Вдруг скользкий выверт колес. Машина прыгает в воздух.
— Держись!
Но дверца кабины открывается настежь. Синяя льдина тотчас просасывается в кабину, под ноги, — Олимпиада падает.
— Папа, не спи!..
Но что-то выбрасывает, вытаскивает крик мальчика наружу. Лубенцов выключает мотор и выглядывает. Кузов пуст. Лубенцов прыгает на лед и, прокатившись по покатости льдины, встает шагах в двадцати от машины.
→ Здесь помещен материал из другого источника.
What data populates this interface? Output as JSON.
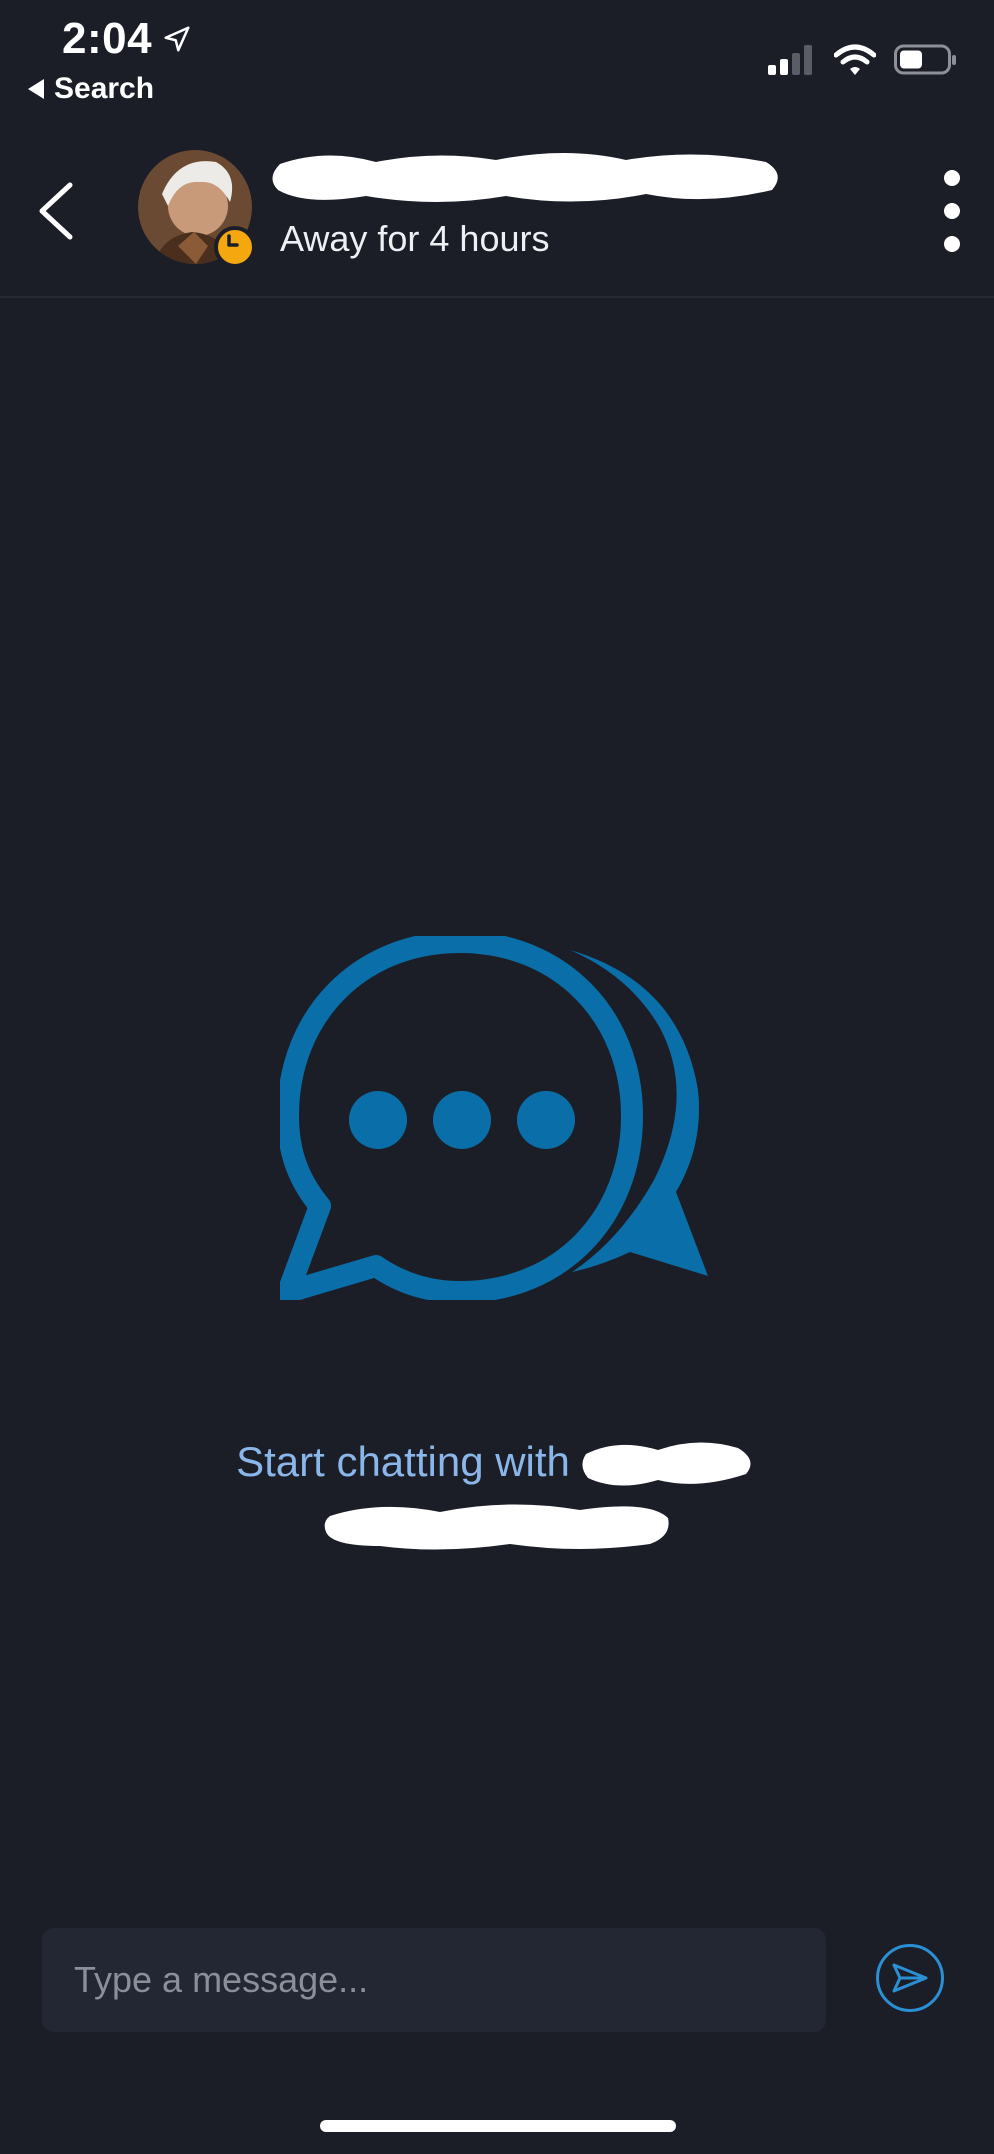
{
  "status_bar": {
    "time": "2:04",
    "back_app_label": "Search",
    "icons": [
      "location-arrow-icon",
      "cellular-signal-icon",
      "wifi-icon",
      "battery-icon"
    ]
  },
  "header": {
    "presence_status": "Away for 4 hours",
    "presence_color": "#f5a70f",
    "icons": [
      "chevron-left-icon",
      "more-vertical-icon",
      "clock-icon"
    ]
  },
  "empty_state": {
    "prompt": "Start chatting with",
    "illustration_color": "#0a6ea8",
    "prompt_color": "#8ab6ea"
  },
  "composer": {
    "placeholder": "Type a message...",
    "value": "",
    "send_icon": "send-icon",
    "accent_color": "#2b8fd4"
  },
  "theme": {
    "background": "#1b1e27",
    "input_background": "#232733"
  }
}
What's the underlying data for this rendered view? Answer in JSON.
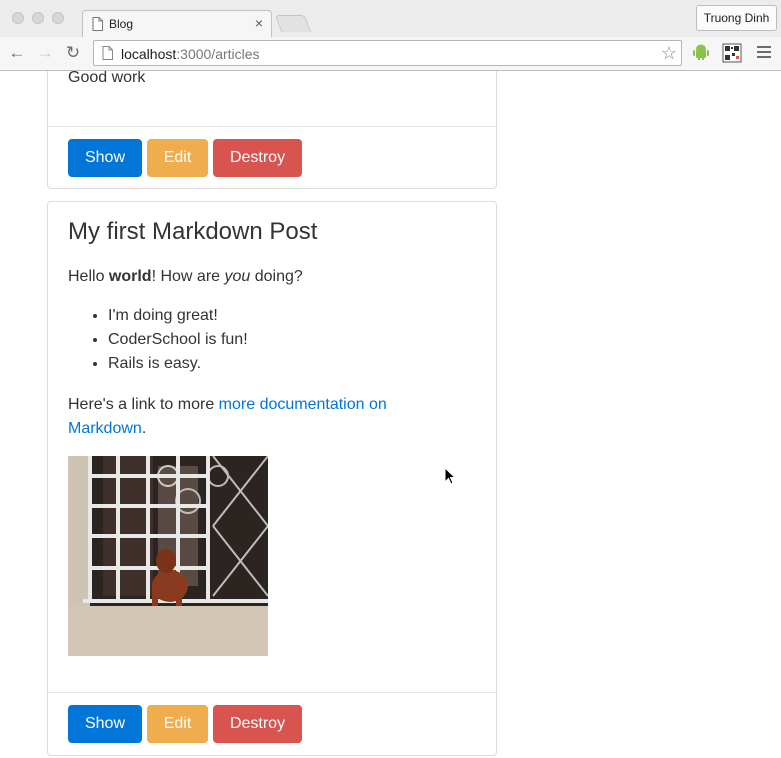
{
  "browser": {
    "tab_title": "Blog",
    "tab_close": "×",
    "profile_name": "Truong Dinh",
    "url_host": "localhost",
    "url_path": ":3000/articles",
    "back_icon": "←",
    "forward_icon": "→",
    "reload_icon": "↻",
    "star_icon": "☆"
  },
  "articles": [
    {
      "body_text": "Good work",
      "buttons": {
        "show": "Show",
        "edit": "Edit",
        "destroy": "Destroy"
      }
    },
    {
      "title": "My first Markdown Post",
      "intro": {
        "pre": "Hello ",
        "bold": "world",
        "mid": "! How are ",
        "italic": "you",
        "post": " doing?"
      },
      "list": [
        "I'm doing great!",
        "CoderSchool is fun!",
        "Rails is easy."
      ],
      "link_para": {
        "pre": "Here's a link to more ",
        "link_line1": "more documentation on",
        "link_line2": "Markdown",
        "post": "."
      },
      "buttons": {
        "show": "Show",
        "edit": "Edit",
        "destroy": "Destroy"
      }
    }
  ],
  "colors": {
    "primary": "#0275d8",
    "warning": "#f0ad4e",
    "danger": "#d9534f"
  }
}
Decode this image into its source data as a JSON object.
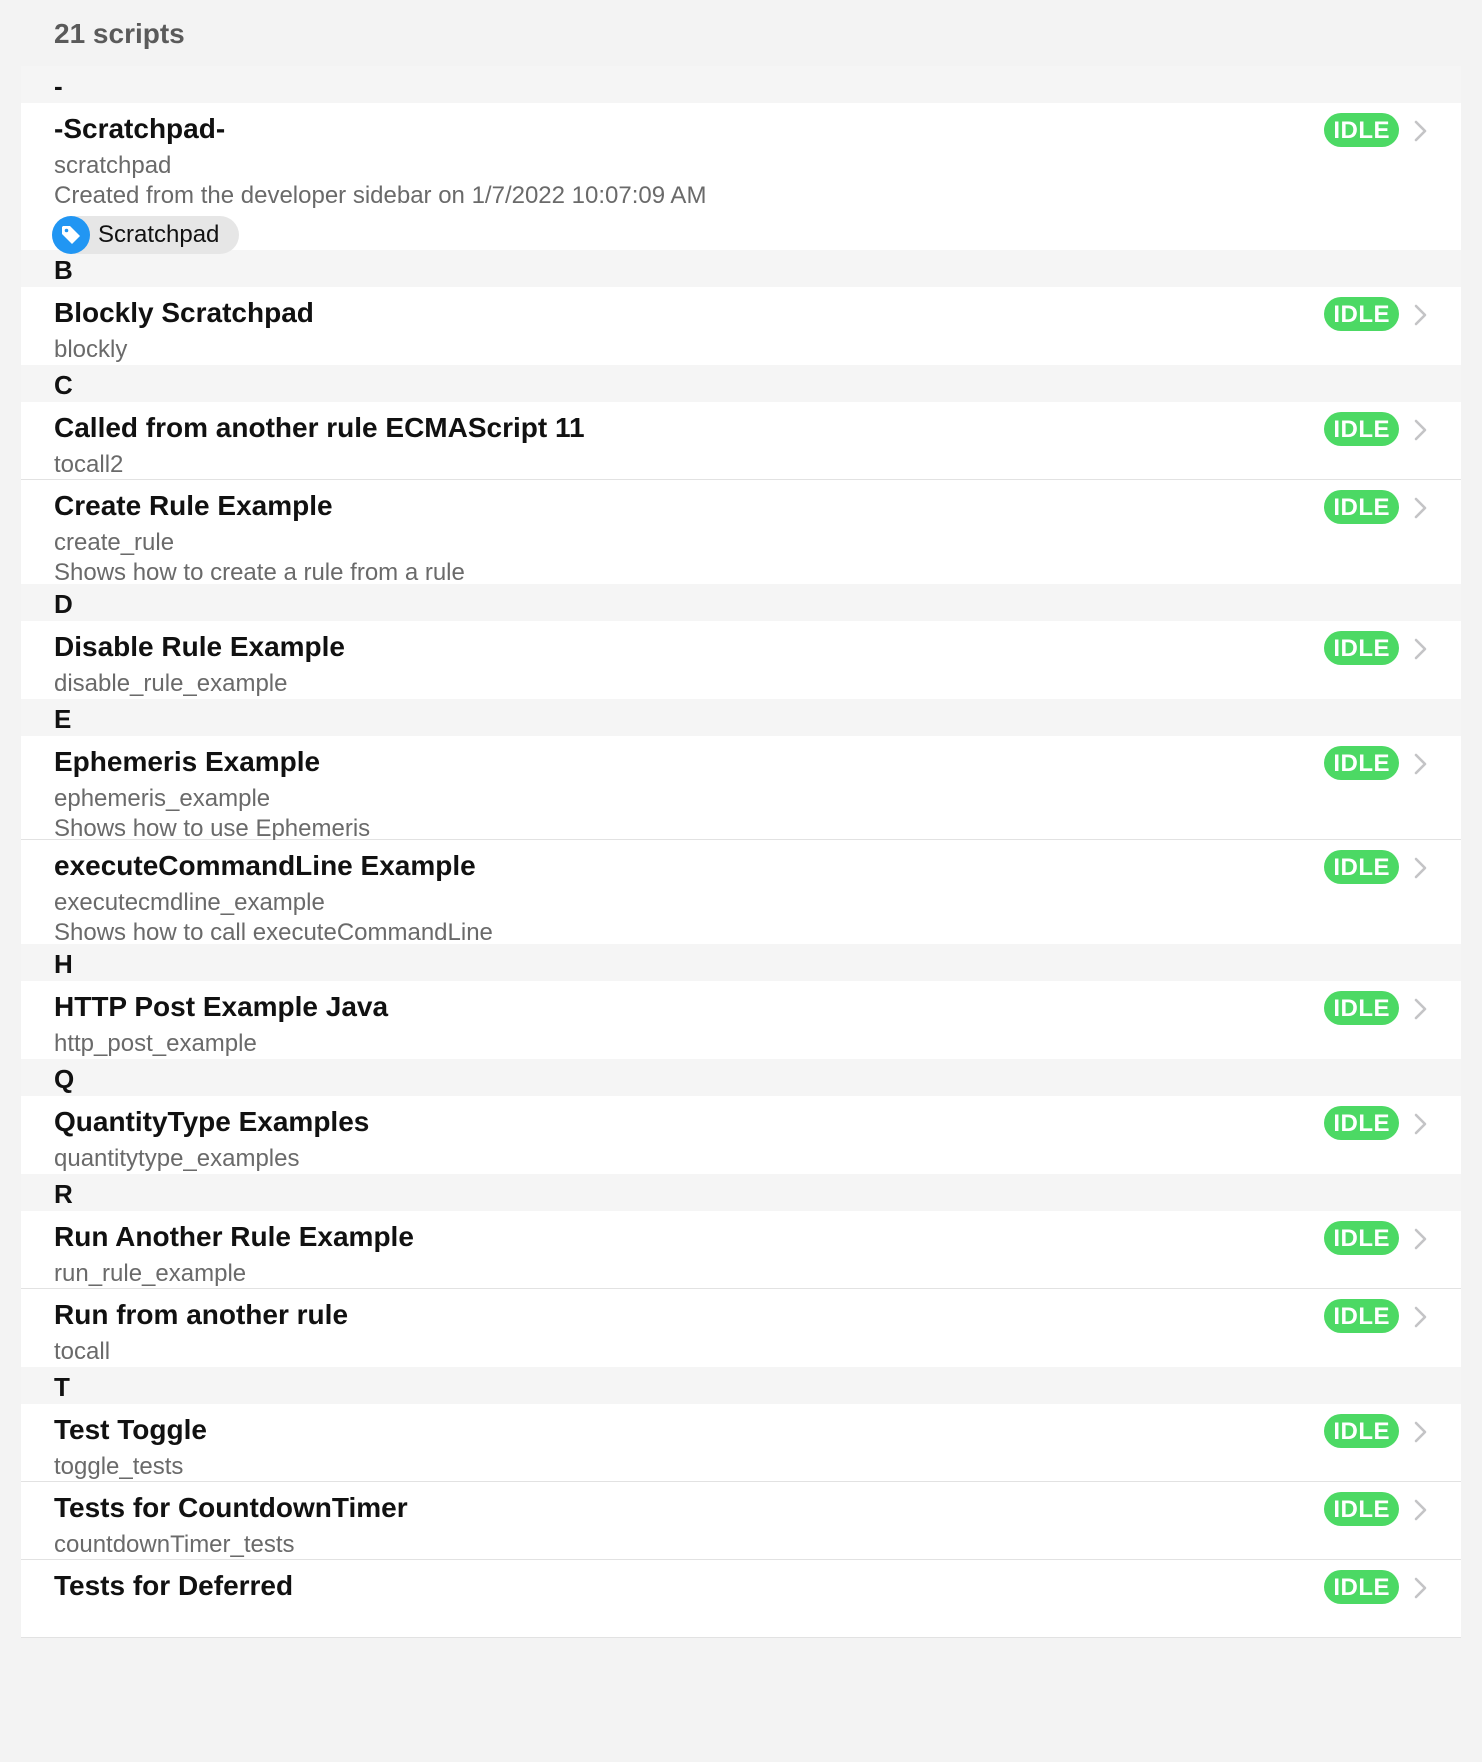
{
  "header": {
    "count_label": "21 scripts"
  },
  "colors": {
    "status_idle": "#4cd964",
    "tag_icon": "#2196f3"
  },
  "sections": [
    {
      "letter": "-",
      "items": [
        {
          "title": "-Scratchpad-",
          "uid": "scratchpad",
          "description": "Created from the developer sidebar on 1/7/2022 10:07:09 AM",
          "status": "IDLE",
          "tag": "Scratchpad",
          "tag_icon": "tag-icon"
        }
      ]
    },
    {
      "letter": "B",
      "items": [
        {
          "title": "Blockly Scratchpad",
          "uid": "blockly",
          "status": "IDLE"
        }
      ]
    },
    {
      "letter": "C",
      "items": [
        {
          "title": "Called from another rule ECMAScript 11",
          "uid": "tocall2",
          "status": "IDLE"
        },
        {
          "title": "Create Rule Example",
          "uid": "create_rule",
          "description": "Shows how to create a rule from a rule",
          "status": "IDLE"
        }
      ]
    },
    {
      "letter": "D",
      "items": [
        {
          "title": "Disable Rule Example",
          "uid": "disable_rule_example",
          "status": "IDLE"
        }
      ]
    },
    {
      "letter": "E",
      "items": [
        {
          "title": "Ephemeris Example",
          "uid": "ephemeris_example",
          "description": "Shows how to use Ephemeris",
          "status": "IDLE"
        },
        {
          "title": "executeCommandLine Example",
          "uid": "executecmdline_example",
          "description": "Shows how to call executeCommandLine",
          "status": "IDLE"
        }
      ]
    },
    {
      "letter": "H",
      "items": [
        {
          "title": "HTTP Post Example Java",
          "uid": "http_post_example",
          "status": "IDLE"
        }
      ]
    },
    {
      "letter": "Q",
      "items": [
        {
          "title": "QuantityType Examples",
          "uid": "quantitytype_examples",
          "status": "IDLE"
        }
      ]
    },
    {
      "letter": "R",
      "items": [
        {
          "title": "Run Another Rule Example",
          "uid": "run_rule_example",
          "status": "IDLE"
        },
        {
          "title": "Run from another rule",
          "uid": "tocall",
          "status": "IDLE"
        }
      ]
    },
    {
      "letter": "T",
      "items": [
        {
          "title": "Test Toggle",
          "uid": "toggle_tests",
          "status": "IDLE"
        },
        {
          "title": "Tests for CountdownTimer",
          "uid": "countdownTimer_tests",
          "status": "IDLE"
        },
        {
          "title": "Tests for Deferred",
          "status": "IDLE"
        }
      ]
    }
  ]
}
Она лежит почти на боку, поднятая ледяным бивнем.
Ледяное серое существо подходит к нему, позвякивая сосульками.
— Лубенцов, — говорит существо, — речь может идти об одном ребенке. Это наше общее мнение.
— Я двадцать два часа за рулем. Я ничего не понимаю, — выдавливает из себя Лубенцов.
Но маленький гидротехник, отец ребенка, бежит уже к нему.
— Двигаться, двигаться! — кричит он. — Раз, два, три! Быстрей!
Он запевает фальшивым голосом:
— Ну, чёрт вас… Встать!..
Он вынимает револьвер, и все начинают топтаться и прыгать.
— Выше ножки! — кричит гидротехник. — Не надо стесняться. Раз, два, три…
— Идиотство, — говорит или думает Лубенцов, не замечая, что падает.
В это время подходит машина Марченко. Шотман говорит ему:
— Речь может идти об одном ребенке. Забирайте медикаменты и ребенка и возвращайтесь на стройку.
Марченко соображает.
— Я возьму медикаменты, женщину, ребенка и одного мужчину. А двое останутся с вашей машиной. Я скажу по дороге нанайцам, чтобы прибежали на лыжах и выручили.
Гидротехник предложил бросить жребий, но Шотман возразил решительно и резко:
— Я старше всех вас по возрасту и по работе. Едет мальчик с отцом и едет женщина, моя жена. Я и Лубенцов остаемся.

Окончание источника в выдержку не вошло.